The Common Drug Review (CDR) was created to provide a single process to review the comparative clinical efficacy and cost effectiveness of new drugs, and then to make formulary listing recommendations to Canadian publicly funded drug benefit plans.

OBJECTIVE

The objective was to conduct an in-depth analysis of Canadian Expert Drug Advisory Committee (CEDAC) recommendations to date, to explore predictors and possible explanatory factors associated with negative recommendations.

METHODS

Final recommendations were identified from inception (September 2003) to 31 December 2009. Using only publicly available information, recommendations were analysed under the following categories: submission specifics, drug characteristics, clinical factors and economic factors. Descriptive analyses were conducted, followed by statistical analyses, to determine which factors independently predicted a 'do not list' (DNL) recommendation.

RESULTS

The database consisted of 138 unique final recommendations. The overall DNL rate was 48%. Significant differences in DNL rates were observed between therapeutic areas, ranging from 0% for HIV antivirals up to 88% for analgesic drugs. In the univariate analysis, several factors were significantly associated with a DNL recommendation, including first-in-class drugs and use of clinical scales as an outcome. In the multivariate regression, four factors were significantly predictive of a DNL recommendation: clinical uncertainty (odds ratio [OR] 14), price higher than comparators (OR 9), request for reconsideration (OR 10) and price as the only economic evidence used (OR 18). Incremental cost-effectiveness thresholds were not predictive of recommendations.
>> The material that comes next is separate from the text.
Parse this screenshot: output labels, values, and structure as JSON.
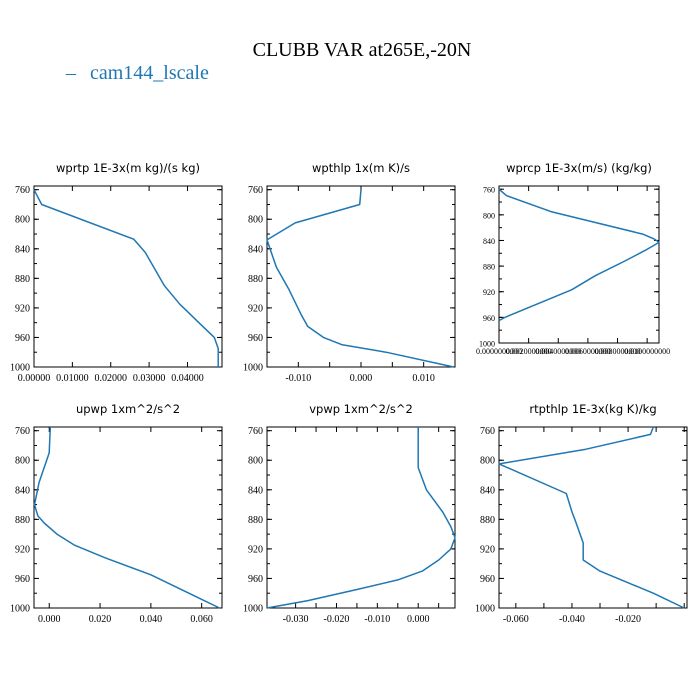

The hypothesis that economic factors did not impact recommendations when clinical factors were included first was supported by the analysis.

CONCLUSIONS

This analysis documented an evidence-driven process that simultaneously weighted multiple factors. Clinical uncertainty and price considerations, but not economic results, had a strong impact on the recommendations. Insufficiency of clinical evidence may have resulted from the gap in evidence available at the time of product launch and the absence of demonstrated benefits to support innovative drugs.

摘要

背景

创建通用药物评审(CDR)是为了提供一个单一的流程,以审查新药的临床疗效和成本效益的比较,并对加拿大公共资助的药物福利计划提出列入药品目录的建议。

目的

对加拿大专家药物咨询委员会(CEDAC)迄今为止的建议进行深入分析,探讨与负面建议相关的预测因素和可能的解释因素。

方法

从成立(2003 年 9 月)到 2009 年 12 月 31 日,确定最终建议。仅使用公开可得的信息,根据以下类别对建议进行分析:提交具体情况、药物特性、临床因素和经济因素。进行描述性分析,然后进行统计分析,以确定哪些因素独立预测“不列入”(DNL)建议。

结果

数据库包含 138 个独特的最终建议。DNL 总体发生率为 48%。不同治疗领域的 DNL 发生率存在显著差异,从 HIV 抗病毒药物的 0%到镇痛药的 88%不等。在单变量分析中,几个因素与 DNL 建议显著相关,包括首创新药和使用临床量表作为结局。在多变量回归中,有四个因素对 DNL 建议有显著预测作用:临床不确定性(比值比[OR]14)、价格高于对照药物(OR9)、要求重新审议(OR10)和仅使用价格作为经济证据(OR18)。增量成本效益阈值与建议无关。当首先纳入临床因素时,经济因素不会影响建议的假设得到了分析的支持。

结论

本分析记录了一个同时权衡多个因素的循证过程。临床不确定性和价格考虑因素,但不是经济结果,对建议有很大影响。临床证据不足可能是由于产品上市时可用证据的差距以及缺乏支持创新药物的收益证据造成的。